On the Technology frontier, adopting the latest technology imperatives to accommodate advanced trading initiatives whilst building a dynamic infrastructure and optimising operations continue to be a top priority for many CIO’s.
Across these focus areas, improving data integrity and the quality of data continues to be of paramount importance as the pressure to provide a consolidated financial view grows in order to meet regulators demands for reporting and transparency. Those firms that can access complete sets of data across the business enterprise will have an advantage when addressing the regulatory requirements.
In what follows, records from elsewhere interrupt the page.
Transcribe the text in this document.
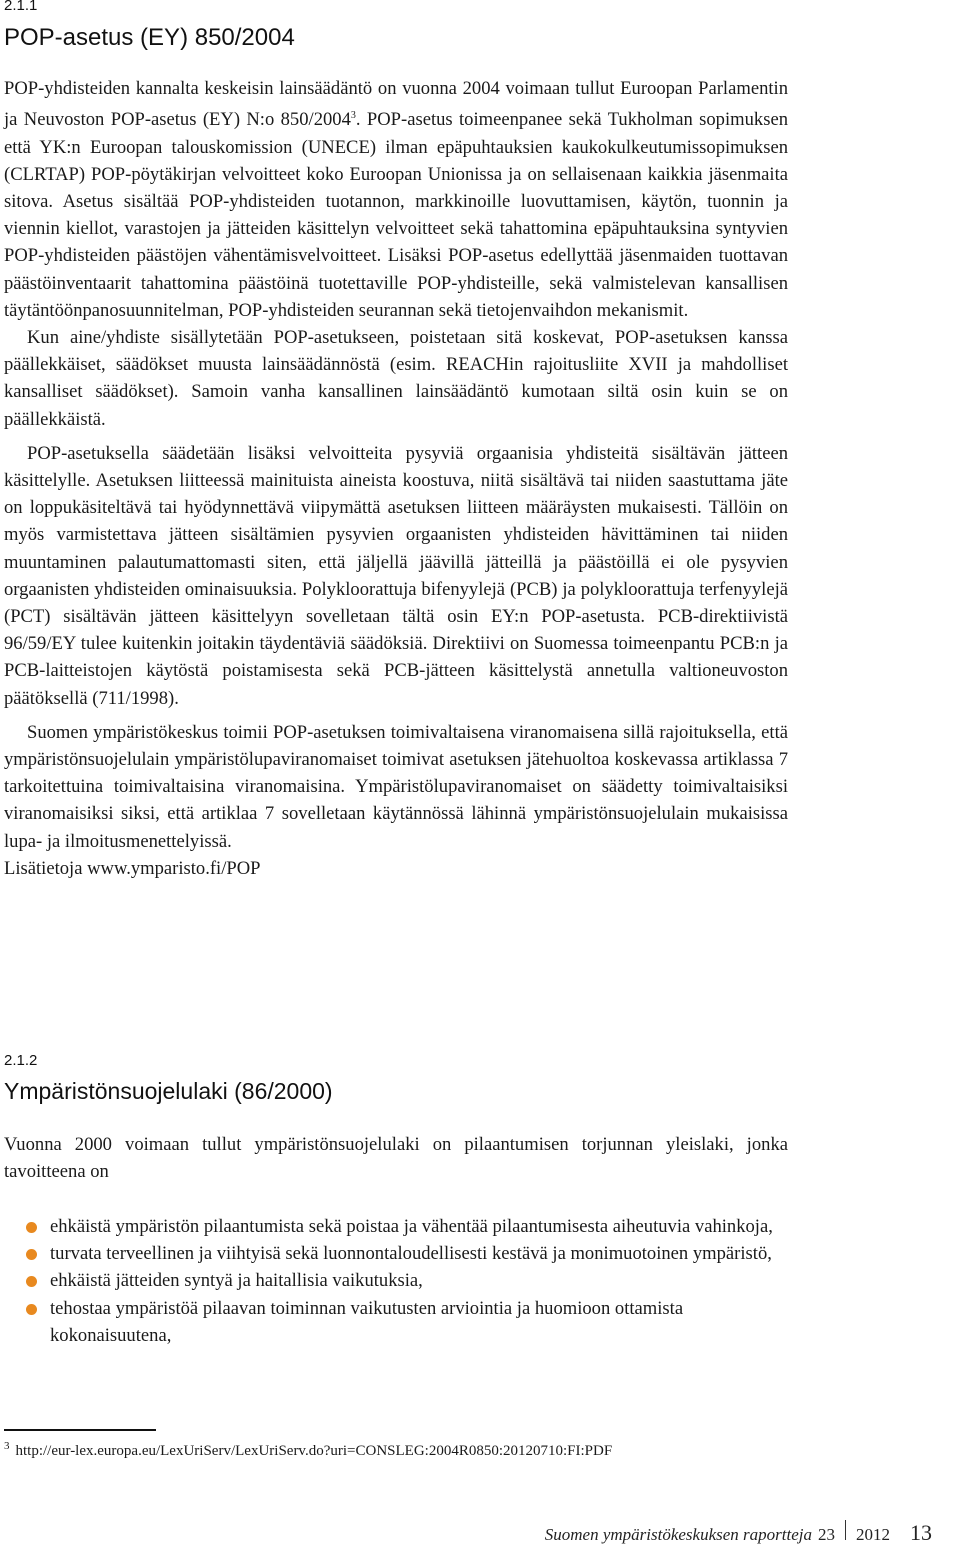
2.1.1
POP-asetus (EY) 850/2004

POP-yhdisteiden kannalta keskeisin lainsäädäntö on vuonna 2004 voimaan tullut Euroopan Parlamentin ja Neuvoston POP-asetus (EY) N:o 850/2004$^3$. POP-asetus toimeenpanee sekä Tukholman sopimuksen että YK:n Euroopan talouskomission (UNECE) ilman epäpuhtauksien kaukokulkeutumissopimuksen (CLRTAP) POP-pöytäkirjan velvoitteet koko Euroopan Unionissa ja on sellaisenaan kaikkia jäsenmaita sitova. Asetus sisältää POP-yhdisteiden tuotannon, markkinoille luovuttamisen, käytön, tuonnin ja viennin kiellot, varastojen ja jätteiden käsittelyn velvoitteet sekä tahattomina epäpuhtauksina syntyvien POP-yhdisteiden päästöjen vähentämisvelvoitteet. Lisäksi POP-asetus edellyttää jäsenmaiden tuottavan päästöinventaarit tahattomina päästöinä tuotettaville POP-yhdisteille, sekä valmistelevan kansallisen täytäntöönpanosuunnitelman, POP-yhdisteiden seurannan sekä tietojenvaihdon mekanismit.

Kun aine/yhdiste sisällytetään POP-asetukseen, poistetaan sitä koskevat, POP-asetuksen kanssa päällekkäiset, säädökset muusta lainsäädännöstä (esim. REACHin rajoitusliite XVII ja mahdolliset kansalliset säädökset). Samoin vanha kansallinen lainsäädäntö kumotaan siltä osin kuin se on päällekkäistä.

POP-asetuksella säädetään lisäksi velvoitteita pysyviä orgaanisia yhdisteitä sisältävän jätteen käsittelylle. Asetuksen liitteessä mainituista aineista koostuva, niitä sisältävä tai niiden saastuttama jäte on loppukäsiteltävä tai hyödynnettävä viipymättä asetuksen liitteen määräysten mukaisesti. Tällöin on myös varmistettava jätteen sisältämien pysyvien orgaanisten yhdisteiden hävittäminen tai niiden muuntaminen palautumattomasti siten, että jäljellä jäävillä jätteillä ja päästöillä ei ole pysyvien orgaanisten yhdisteiden ominaisuuksia. Polykloorattuja bifenyylejä (PCB) ja polykloorattuja terfenyylejä (PCT) sisältävän jätteen käsittelyyn sovelletaan tältä osin EY:n POP-asetusta. PCB-direktiivistä 96/59/EY tulee kuitenkin joitakin täydentäviä säädöksiä. Direktiivi on Suomessa toimeenpantu PCB:n ja PCB-laitteistojen käytöstä poistamisesta sekä PCB-jätteen käsittelystä annetulla valtioneuvoston päätöksellä (711/1998).

Suomen ympäristökeskus toimii POP-asetuksen toimivaltaisena viranomaisena sillä rajoituksella, että ympäristönsuojelulain ympäristölupaviranomaiset toimivat asetuksen jätehuoltoa koskevassa artiklassa 7 tarkoitettuina toimivaltaisina viranomaisina. Ympäristölupaviranomaiset on säädetty toimivaltaisiksi viranomaisiksi siksi, että artiklaa 7 sovelletaan käytännössä lähinnä ympäristönsuojelulain mukaisissa lupa- ja ilmoitusmenettelyissä.

Lisätietoja www.ymparisto.fi/POP

2.1.2
Ympäristönsuojelulaki (86/2000)

Vuonna 2000 voimaan tullut ympäristönsuojelulaki on pilaantumisen torjunnan yleislaki, jonka tavoitteena on

ehkäistä ympäristön pilaantumista sekä poistaa ja vähentää pilaantumisesta aiheutuvia vahinkoja,
turvata terveellinen ja viihtyisä sekä luonnontaloudellisesti kestävä ja monimuotoinen ympäristö,
ehkäistä jätteiden syntyä ja haitallisia vaikutuksia,
tehostaa ympäristöä pilaavan toiminnan vaikutusten arviointia ja huomioon ottamista kokonaisuutena,
$^3$ http://eur-lex.europa.eu/LexUriServ/LexUriServ.do?uri=CONSLEG:2004R0850:20120710:FI:PDF
Suomen ympäristökeskuksen raportteja 23 2012 13
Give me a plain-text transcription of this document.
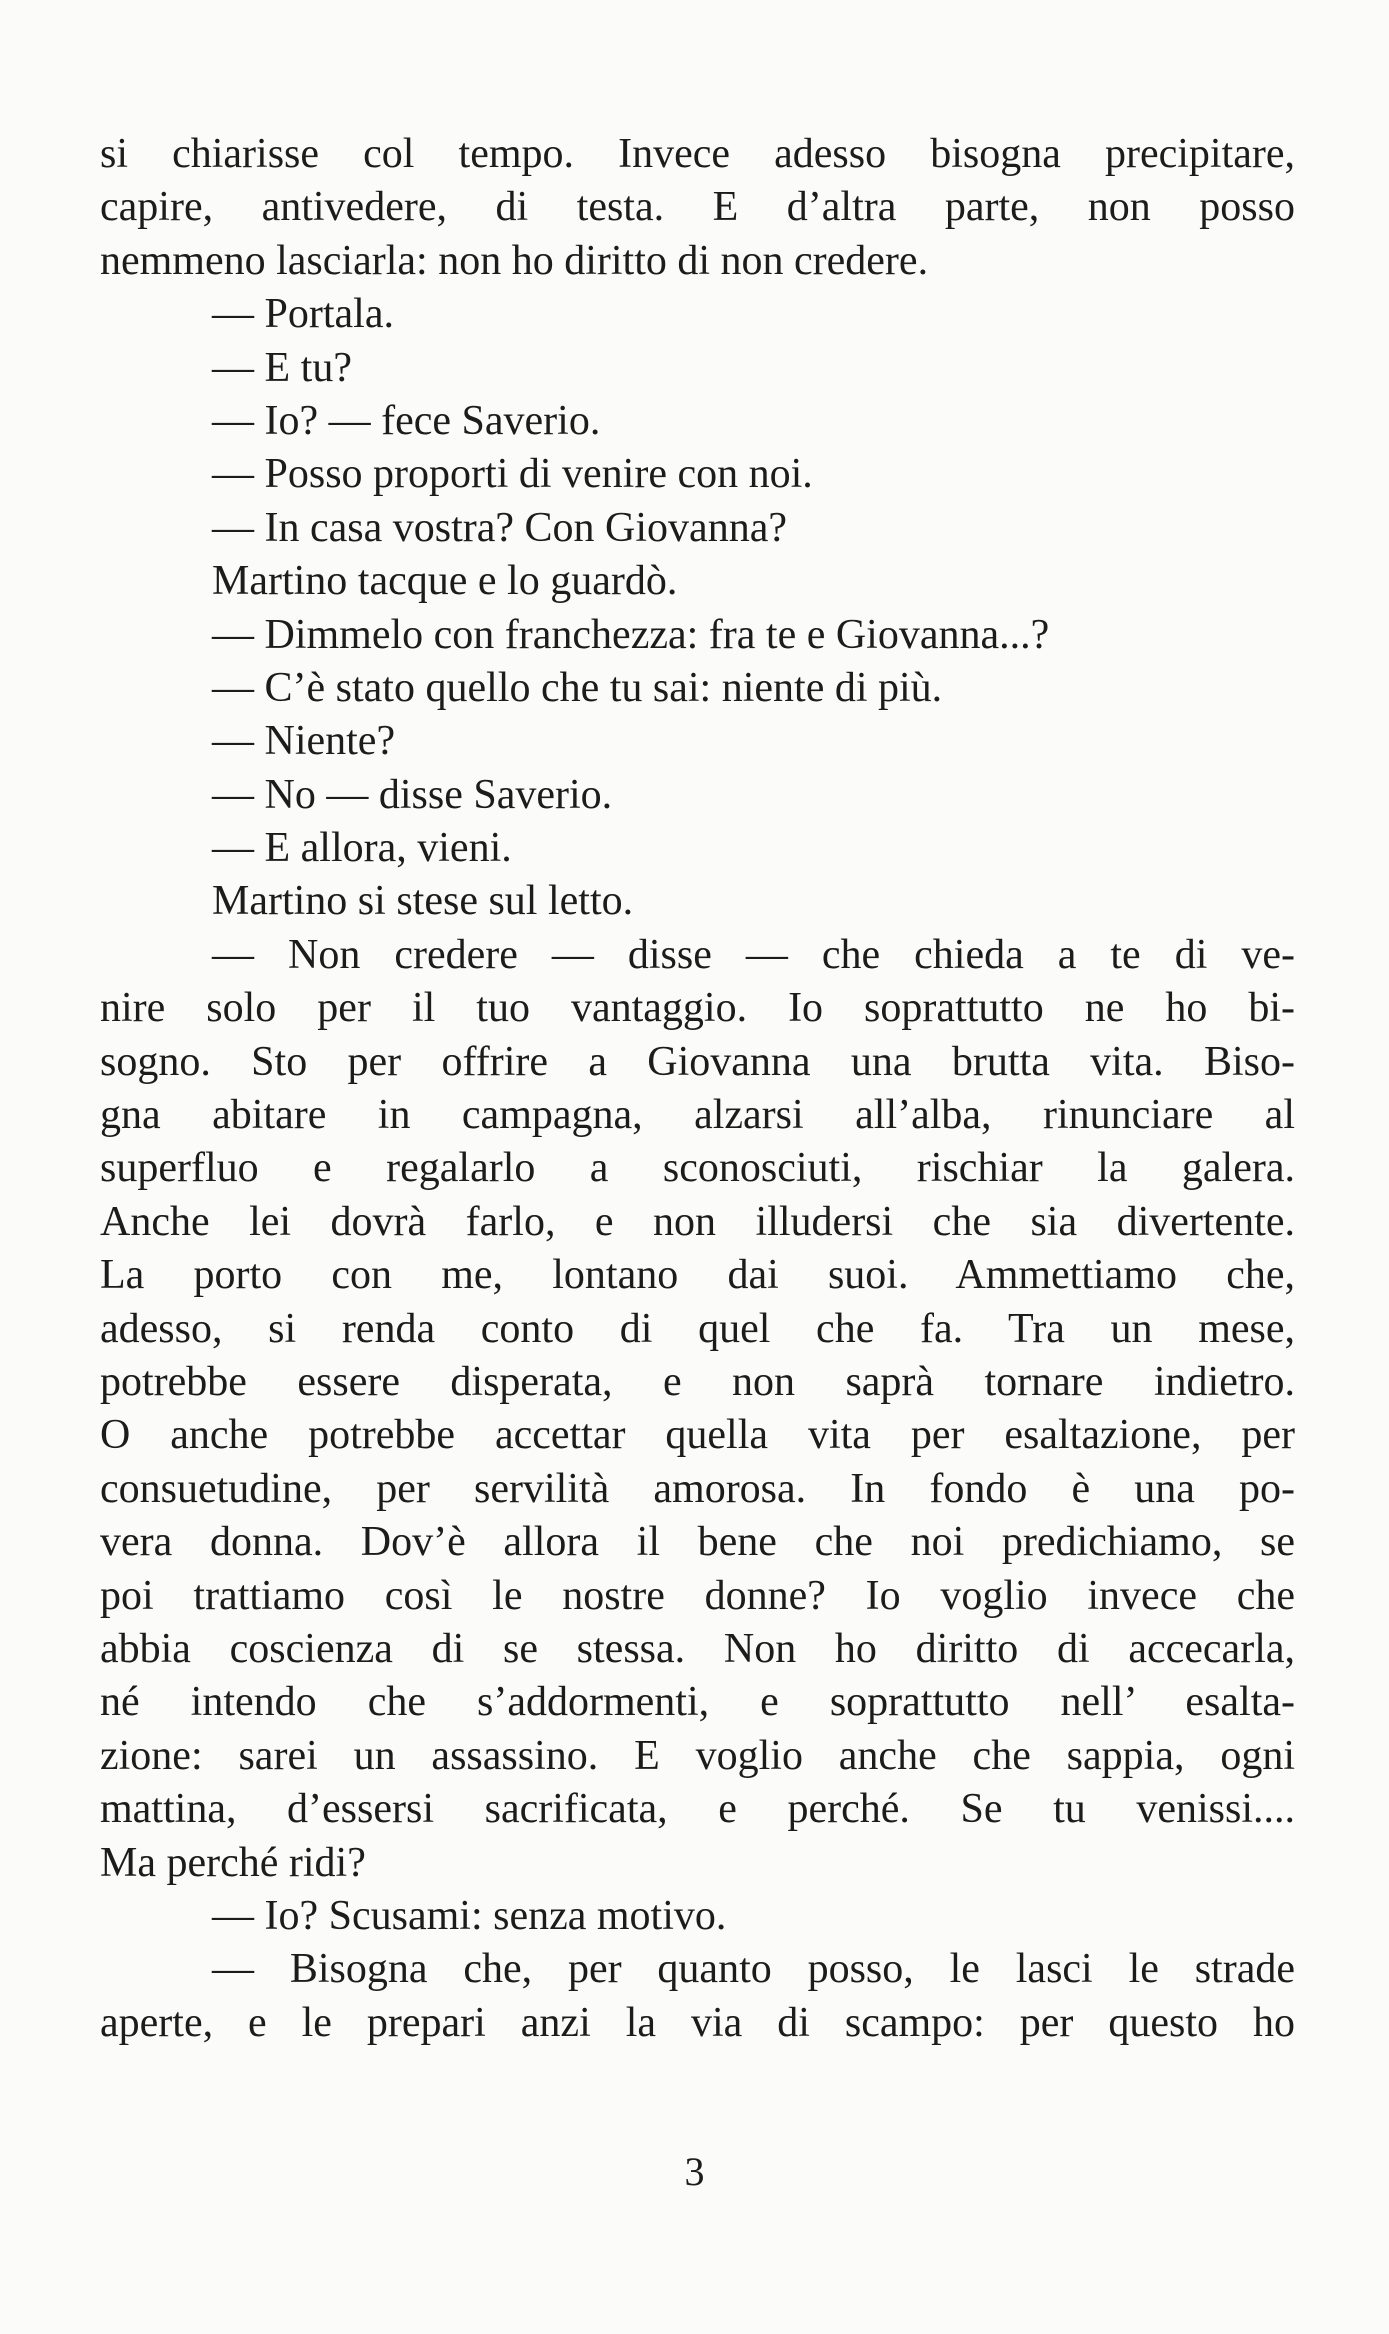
si chiarisse col tempo. Invece adesso bisogna precipitare,
capire, antivedere, di testa. E d’altra parte, non posso
nemmeno lasciarla: non ho diritto di non credere.
— Portala.
— E tu?
— Io? — fece Saverio.
— Posso proporti di venire con noi.
— In casa vostra? Con Giovanna?
Martino tacque e lo guardò.
— Dimmelo con franchezza: fra te e Giovanna...?
— C’è stato quello che tu sai: niente di più.
— Niente?
— No — disse Saverio.
— E allora, vieni.
Martino si stese sul letto.
— Non credere — disse — che chieda a te di ve-
nire solo per il tuo vantaggio. Io soprattutto ne ho bi-
sogno. Sto per offrire a Giovanna una brutta vita. Biso-
gna abitare in campagna, alzarsi all’alba, rinunciare al
superfluo e regalarlo a sconosciuti, rischiar la galera.
Anche lei dovrà farlo, e non illudersi che sia divertente.
La porto con me, lontano dai suoi. Ammettiamo che,
adesso, si renda conto di quel che fa. Tra un mese,
potrebbe essere disperata, e non saprà tornare indietro.
O anche potrebbe accettar quella vita per esaltazione, per
consuetudine, per servilità amorosa. In fondo è una po-
vera donna. Dov’è allora il bene che noi predichiamo, se
poi trattiamo così le nostre donne? Io voglio invece che
abbia coscienza di se stessa. Non ho diritto di accecarla,
né intendo che s’addormenti, e soprattutto nell’ esalta-
zione: sarei un assassino. E voglio anche che sappia, ogni
mattina, d’essersi sacrificata, e perché. Se tu venissi....
Ma perché ridi?
— Io? Scusami: senza motivo.
— Bisogna che, per quanto posso, le lasci le strade
aperte, e le prepari anzi la via di scampo: per questo ho
3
Improving data integration has long been a priority for financial firms, but the need to provide accurate risk measurement across the enterprise, as well as the need to be able to respond to regulators’ requests for reports in a timely manner, increases the importance of the quality of the data.
Enabling a Dynamic Infrastructure will also provide firms with an advantage. With intelligent monitoring and adopting service oriented processes and technologies to streamline information availability, correlation, processing and reporting, organisations can integrate risk functions across all departments. With the right adoption of cloud services, more applications can be moved into the cloud. Market participants can optimise the allocation of their resources and maximise performance whilst minimising and avoiding cost. A large percentage of capital markets firms already use some type of cloud service and an increasing number will being to adopt the service throughout 2011. The elasticity and ability to scale up and down with speed is clearly an attractive proposition for many firms. The alternative management community are adopting cloud for CRM and online back up and hedge funds are seeing the benefits with back testing in risk analytics and high frequency compute requirements. Firms within capital markets are likely to initially build their own internal clouds within their own data centre and firewall environments.
Data centres represent the backbone to financial markets so the ability to optimise operations is fundamental in facilitating business transformation and managing cost. Low latency colocation services are a given but design considerations must also need to demonstrate the highest levels of security, robust connectivity, flexible configuration models and ultra-low latency to market data.
Organisations that can embrace these new business models and collaborate with the right partners in the above technology focus areas will continue to be the next business leaders and maintain competitive advantage.